India and the U.S should work together closely to raise their cyber defenses in both the short and long term, to disrupt and interrupt malicious actors in cyberspace, and to improve their ability to respond to and recover from cyber threats, said Michael Daniel, special assistant to the President and Cybersecurity Coordinator.

Daniel acknowledged India’s recent statements of support for the multi-stakeholder model of Internet governance, and said the collaboration between the two countries should focus on ensuring that Internet continues to be an open, interoperable, global platform that enables international trade and commerce, strengthens international security, and fosters free expression and innovation.


In a significant advancement in U.S.-India cyber security collaboration, the U.S.-India Cyber Security Dialogue took place in Washington, D.C., on August 10.

Senior business leaders shared their views on cyber challenges with senior Indian and U.S. government officials, including Dr. Arvind Gupta, deputy national security advisor; Dr.

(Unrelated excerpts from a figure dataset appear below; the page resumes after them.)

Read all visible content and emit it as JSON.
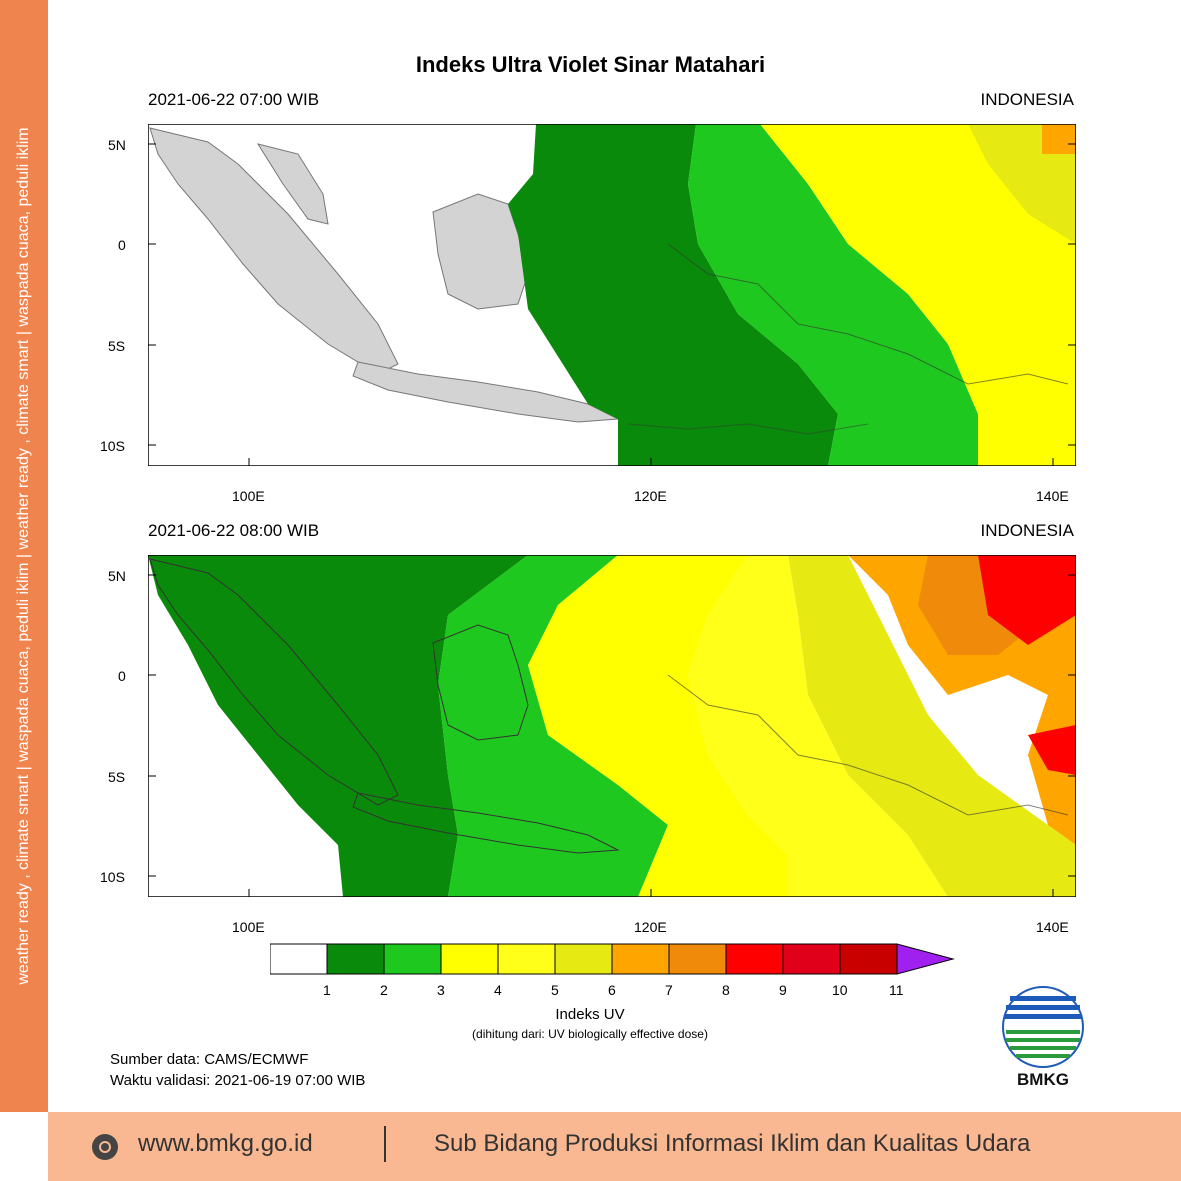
{
  "side_strip": {
    "text": "weather ready , climate smart  |  waspada cuaca, peduli iklim  |  weather ready , climate smart  |  waspada cuaca, peduli iklim"
  },
  "title": "Indeks Ultra Violet Sinar Matahari",
  "panels": [
    {
      "datetime": "2021-06-22  07:00 WIB",
      "region": "INDONESIA"
    },
    {
      "datetime": "2021-06-22  08:00 WIB",
      "region": "INDONESIA"
    }
  ],
  "axes": {
    "lat_ticks": [
      "5N",
      "0",
      "5S",
      "10S"
    ],
    "lon_ticks": [
      "100E",
      "120E",
      "140E"
    ]
  },
  "colorbar": {
    "title": "Indeks UV",
    "subtitle": "(dihitung dari: UV biologically effective dose)",
    "labels": [
      "1",
      "2",
      "3",
      "4",
      "5",
      "6",
      "7",
      "8",
      "9",
      "10",
      "11"
    ],
    "colors": [
      "#ffffff",
      "#0a8a0a",
      "#1fc81f",
      "#ffff00",
      "#ffff1a",
      "#e6ea12",
      "#ffa500",
      "#f08a0a",
      "#ff0000",
      "#e0001a",
      "#c80000",
      "#a020f0"
    ]
  },
  "source": {
    "data": "Sumber data: CAMS/ECMWF",
    "valid": "Waktu validasi: 2021-06-19 07:00 WIB"
  },
  "logo": {
    "text": "BMKG",
    "icon": "bmkg-logo-icon"
  },
  "footer": {
    "url": "www.bmkg.go.id",
    "department": "Sub Bidang Produksi Informasi Iklim dan Kualitas Udara",
    "icon": "globe-icon"
  }
}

Gulshan Rai, cyber coordinator, Prime Minister’s Office; and Michael Daniel, special assistant to the President and Cybersecurity Coordinator, National Security Council, White House; Chris Painter, coordinator for Cyber Issues, U.S. Department of State.

The long-awaited talks build on the January 2015 joint statement between Prime Minister Modi and President Obama that emphasized the need to “… cooperate on enhancing operational sharing of cyber threat information, examining how international law applies in cyberspace, and working together to build agreement on norms of responsible state behavior.”

“The resumption of the dialogue itself is a positive sign. We are hopeful that the governments and industries from both the countries can work together to chart the way forward for a successful U.S.-India partnership in responding to the evolving cyber challenges,” said Arvind Gupta, Deputy National Security Advisor.

Dr. Mukesh Aghi, President of the U.S.-India Business Council said, “As the digital economy continues to develop, the interdependency between governments and businesses will grow. It is in the interest of all parties to continue to engage in dialogues that spur policy developments and economic growth.”

Industry leaders from the United States submitted policy recommendations to the U.S. Government and the Government of India, emphasizing the need to protect cross border data flow, facilitate remote access, provide for strong encryption standards, and reduce cybersecurity threats through targeted public-private partnerships.

The event was attended by senior executives from the Council’s member companies that include: Oracle, IBM, Google, Microsoft, Symantec, Intel, AT&T, Cisco, Verizon and Wipro. The Council collaborated with the Information Technology Industry Council (ITI) and the Telecommunications Industry Association (TIA) on the industry recommendations that were presented to both governments.